Now it is time to create our investment model to rank the stocks from more attractive to less attractive. The ranking criteria is totally up to us. I propose below ranking criteria for each of the financial ratios. Feel free to change them as per your preferences.

A positive number will indicate that the ratio is a good sign. The higher the number, the more relevant will that ratio be in our investment model. For example, ROE (return on equity) will have a bigger impact than ROA (return on assets) since 1.2 is bigger than 1.1.

On the other hand, a negative number will make the stock less attractive. For example, a higher Price to Book ratio (PB) may indicate that the company is overvalued.
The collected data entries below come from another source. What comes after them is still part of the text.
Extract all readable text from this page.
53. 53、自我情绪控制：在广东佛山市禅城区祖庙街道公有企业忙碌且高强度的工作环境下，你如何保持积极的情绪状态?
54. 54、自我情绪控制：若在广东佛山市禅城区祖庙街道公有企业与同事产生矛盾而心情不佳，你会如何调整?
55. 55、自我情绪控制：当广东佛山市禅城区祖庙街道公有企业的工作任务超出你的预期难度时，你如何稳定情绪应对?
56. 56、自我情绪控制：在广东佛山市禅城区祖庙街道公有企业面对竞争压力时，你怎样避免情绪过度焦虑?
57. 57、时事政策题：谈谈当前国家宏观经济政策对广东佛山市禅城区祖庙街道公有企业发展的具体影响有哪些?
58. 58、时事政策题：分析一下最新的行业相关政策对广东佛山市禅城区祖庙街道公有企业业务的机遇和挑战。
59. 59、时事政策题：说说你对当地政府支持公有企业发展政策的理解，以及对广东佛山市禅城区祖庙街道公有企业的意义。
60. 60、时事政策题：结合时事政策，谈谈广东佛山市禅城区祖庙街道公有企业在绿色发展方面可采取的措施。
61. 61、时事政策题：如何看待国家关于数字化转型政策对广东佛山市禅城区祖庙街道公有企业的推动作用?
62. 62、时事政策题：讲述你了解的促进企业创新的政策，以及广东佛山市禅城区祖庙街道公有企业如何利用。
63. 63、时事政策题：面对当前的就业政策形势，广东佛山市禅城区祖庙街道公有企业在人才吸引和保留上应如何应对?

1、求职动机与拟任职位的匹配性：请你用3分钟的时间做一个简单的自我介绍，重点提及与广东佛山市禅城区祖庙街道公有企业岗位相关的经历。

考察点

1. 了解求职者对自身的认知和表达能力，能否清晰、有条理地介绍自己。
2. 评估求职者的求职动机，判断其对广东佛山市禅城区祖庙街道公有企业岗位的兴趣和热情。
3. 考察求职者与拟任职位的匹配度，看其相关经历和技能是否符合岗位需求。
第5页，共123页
Therefore, I have allocated a negative number to the PB ratio.

In case that you want to learn more about financial ratios, please have a look at some of my previous posts explaining the majority of them.

#criteria ranking
ROE = 1.2
ROA = 1.1
Debt_Ratio = -1.1
Interest_Coverage = 1.05
Dividend_Payout_Ratio = 1.01
PB = -1.10
PS = -1.05
Revenue_Growth = 1.25
Net_Income_Growth = 1.10

In addition, and before calculating our ranking, we need to normalize the financial ratios to enable comparison across them:

#mean to enable comparison across ratios
ratios_mean = []
for item in DF.columns:
ratios_mean.append(DF[item].mean())
#divide each value in dataframe by mean to normalize values
DF = DF / ratios_mean

Great, we are almost there. The last step will be to add a new column into our Pandas DataFrame containing the ranking factor:

DF['ranking'] = DF['NetIncome_Growth']*Net_Income_Growth + DF['Revenue_Growth']*Revenue_Growth  + DF['ROE']*ROE + DF['ROA']*ROA + DF['Debt_Ratio'] * Debt_Ratio + DF['Interest_Coverage'] * Interest_Coverage + DF['Dividend_Payout_Ratio'] * Dividend_Payout_Ratio + DF['PB']*PB + DF['PS']*PS

Now, we can simply print the DataFrame including the ranking factor for each of the stocks in our investment model:

print(DF.sort_values(by=['ranking'],ascending=False))
Investment Model with Python

As we can see in the above picture, our investment models predict that CSCO will be the best stock to invest in as per our selected criteria with a ranking of 48 points. Of course, this is only a model and further analysis of the stock would be required before putting money into it.

Wrapping Up

We have covered quite a bit in this post. We have created an investment model based on key financial ratios and a customized ranking factor.

Such investment models are particularly helpful in order to preliminary identify a few potential good investments to focus our analysis on them. For example, we could analyse some of the financial ratios more in deep for some of our best ranked companies. We could apply the DuPont method to analyse the return on equity (ROE) . Or value the company using the Gordon Growth model.

One limitation of using financial ratios that I would like to highlight is the fact that financial ratios are mostly calculated using the latest available and public data. Therefore, if a company financials were published 3 months ago, financial ratios using balance sheet or income statement data may be outdated. Especially if there has been a material event impacting company operations.